The Summing Up (1938) at Abebooks
The Summing Up (1954) at Abebooks
The Summing Up (US ed.) at
The Summing Up (UK ed.) at Amazon UK


  1. I apologise for bringing such a pedestrian issue under such a perceptive post (I especially love the part about "the vitality that Maugham had towards life"; this is indeed seldom noticed).

    Would you mind checking one strange variation? It concerns the last sentence of chapter 27. In the version reprinted in "Mr. Maugham Himself" (1954) it reads: “But then you have to make up your mind about the relations between truth and art.” In at least two modern paperbacks (Pan Books, 1976; Vintage Classics, 2001) this sentence is completely missing; the chapter ends on the previous sentence:

    "It may be that the writers of the present day, who seem to be so much nearer to their raw material, ordinary men among ordinary men, rather than artists in an alien crowd, may break down the barrier that their peculiar gift cannot but raise and so come nearer to the plain truth than has ever been done before.".

  2. Interesting indeed. Mine doesn't have that sentence. I assume that is added in the revised edition, as in Mr. Maugham Himself. Strange that it's not in the modern editions, especially the 2001 one.

    I've checked another edition, published by Literary Guild in 1938, or listed as so, since I have seen editions from Doubleday (or Garden City) that don't correspond with the actual year of publication, that the sentence is present. It doesn't have the paragraphs added at the end in a later edition, as in Mr. Maugham Himself. This is the one that can be borrowed from the Open Library.

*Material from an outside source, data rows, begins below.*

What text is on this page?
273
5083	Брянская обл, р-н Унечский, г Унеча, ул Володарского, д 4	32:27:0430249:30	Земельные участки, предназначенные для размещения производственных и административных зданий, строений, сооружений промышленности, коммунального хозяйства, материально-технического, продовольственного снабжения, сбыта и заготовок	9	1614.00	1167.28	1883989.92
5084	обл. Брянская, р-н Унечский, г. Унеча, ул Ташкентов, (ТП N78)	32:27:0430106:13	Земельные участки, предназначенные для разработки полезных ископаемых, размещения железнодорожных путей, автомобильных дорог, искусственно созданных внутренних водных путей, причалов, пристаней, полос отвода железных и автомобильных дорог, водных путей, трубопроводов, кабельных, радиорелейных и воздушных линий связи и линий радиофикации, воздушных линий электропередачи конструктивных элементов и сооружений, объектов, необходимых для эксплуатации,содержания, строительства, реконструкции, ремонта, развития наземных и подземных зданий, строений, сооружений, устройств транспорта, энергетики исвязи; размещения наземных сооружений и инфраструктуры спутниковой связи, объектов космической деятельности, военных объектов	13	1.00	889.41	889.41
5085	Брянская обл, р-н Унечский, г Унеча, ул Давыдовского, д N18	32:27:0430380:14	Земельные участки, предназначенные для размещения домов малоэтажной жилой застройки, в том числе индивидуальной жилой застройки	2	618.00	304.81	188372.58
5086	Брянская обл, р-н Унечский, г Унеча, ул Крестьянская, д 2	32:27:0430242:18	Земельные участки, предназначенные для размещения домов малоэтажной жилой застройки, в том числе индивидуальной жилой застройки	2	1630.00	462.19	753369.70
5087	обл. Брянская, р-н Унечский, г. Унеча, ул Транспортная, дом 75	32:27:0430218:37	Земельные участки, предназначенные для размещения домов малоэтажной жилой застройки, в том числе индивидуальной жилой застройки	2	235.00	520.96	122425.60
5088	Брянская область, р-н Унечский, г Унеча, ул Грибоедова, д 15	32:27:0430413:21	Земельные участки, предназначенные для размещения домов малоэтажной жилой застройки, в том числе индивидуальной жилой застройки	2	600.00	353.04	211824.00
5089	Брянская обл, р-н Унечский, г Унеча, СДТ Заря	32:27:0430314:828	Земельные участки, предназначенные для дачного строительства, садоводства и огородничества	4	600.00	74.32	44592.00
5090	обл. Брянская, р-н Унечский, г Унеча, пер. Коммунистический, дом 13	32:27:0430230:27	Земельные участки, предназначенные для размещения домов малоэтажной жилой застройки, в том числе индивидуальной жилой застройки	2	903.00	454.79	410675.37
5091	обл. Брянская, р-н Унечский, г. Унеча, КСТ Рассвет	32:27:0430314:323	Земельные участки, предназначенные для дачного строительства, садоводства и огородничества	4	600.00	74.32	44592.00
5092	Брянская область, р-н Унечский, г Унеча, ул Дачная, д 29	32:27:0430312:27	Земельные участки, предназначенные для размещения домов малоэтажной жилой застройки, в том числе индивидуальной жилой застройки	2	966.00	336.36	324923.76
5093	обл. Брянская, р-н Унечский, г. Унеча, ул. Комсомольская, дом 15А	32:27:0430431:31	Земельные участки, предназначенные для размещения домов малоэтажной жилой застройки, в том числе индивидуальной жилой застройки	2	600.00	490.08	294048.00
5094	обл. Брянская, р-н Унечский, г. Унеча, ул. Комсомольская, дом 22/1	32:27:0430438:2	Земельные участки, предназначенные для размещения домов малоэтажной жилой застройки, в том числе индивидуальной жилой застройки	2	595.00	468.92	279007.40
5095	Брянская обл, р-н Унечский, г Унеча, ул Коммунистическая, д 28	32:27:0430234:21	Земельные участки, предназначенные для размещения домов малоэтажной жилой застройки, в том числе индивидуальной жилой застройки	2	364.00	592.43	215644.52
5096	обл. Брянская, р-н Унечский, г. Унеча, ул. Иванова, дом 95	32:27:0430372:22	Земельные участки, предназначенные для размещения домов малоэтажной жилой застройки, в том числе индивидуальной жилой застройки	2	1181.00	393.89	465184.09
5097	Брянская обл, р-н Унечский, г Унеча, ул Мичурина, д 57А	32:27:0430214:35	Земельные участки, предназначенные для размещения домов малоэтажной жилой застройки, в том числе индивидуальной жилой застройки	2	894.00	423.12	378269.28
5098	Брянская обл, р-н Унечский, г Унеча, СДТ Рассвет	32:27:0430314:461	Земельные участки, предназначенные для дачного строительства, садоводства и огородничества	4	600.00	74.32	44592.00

  3. Strange that an edition from the same year as the first should have such difference. On these grounds I would suppose that the Literary Guild was published later, but how much later Heaven only knows.

    The paragraphs in the end of the version from "Mr Maugham Himself" are taken more or less word for word from the preface to "The Partial View" (1954), parts of which are in turn taken from the postscript to "A Writer's Notebook". So these at least I wouldn't expect in pre-1954 editions, or at least pre-1949 ones.

  4. Ted Morgan (chapter 16, last paragraph, endnote 177) claims that Maugham wrote "I know just where I stand, in the very first row of the second-raters." on p. 221 of "The Summing Up". Presumably he used a first edition. Is there anything like that in yours?

    1. Regretfully, it's not there. It's the beginning of chapter 58, which I have read several times, because it seems so logical for it to be there. However, I come across something else, an endnote in Jeffrey Meyers:

      "Morgan, Maugham, p. 501, quotes Maugham saying in The Summing Up: 'I know just where I stand. In the very first row of the second-raters,' but this remark does not appear in that book."

      This is endnote 11 for ch. 18 The Lizard of Oz. Meyers doesn't say in which book it appears though.

    2. Not so regretful actually. We have yet another reason to expose Mr Morgan as the master of gossipy inaccuracy which in fact he is. Nice to know that Mr Meyers has already done so officially. I have yet to check his book, but you seem to have spared me this "pleasure".

      You may have noticed how Teddy (I feel him that close already), in the very same paragraph, claims that Maugham said he was a Constable and not a Michelangelo. Which is a travesty of one passage from "The Summing Up" (chapter 22, penultimate paragraph, last sentences) in which the names were used in a very different context. It does, of course, fit with Maugham's admission that he painted easel pictures and not frescoes. But who says that an easel picture cannot be a masterpiece? And who says that all frescoes are anything like Michelangelo's ceiling?

      I'm really sorry for those people (the majority of readers?) who read biographies of Maugham without being familiar with his works. Poor things.

    3. Yes, I see how Morgan force feeds words into Maugham's mouth.

      It is quite frustrating not to be able to find the quote; of course, it is possible that he never wrote it. Nevertheless, I have such distinct feeling that I did read it; I can almost see the page. Perhaps it's just some kind of clever mind inception.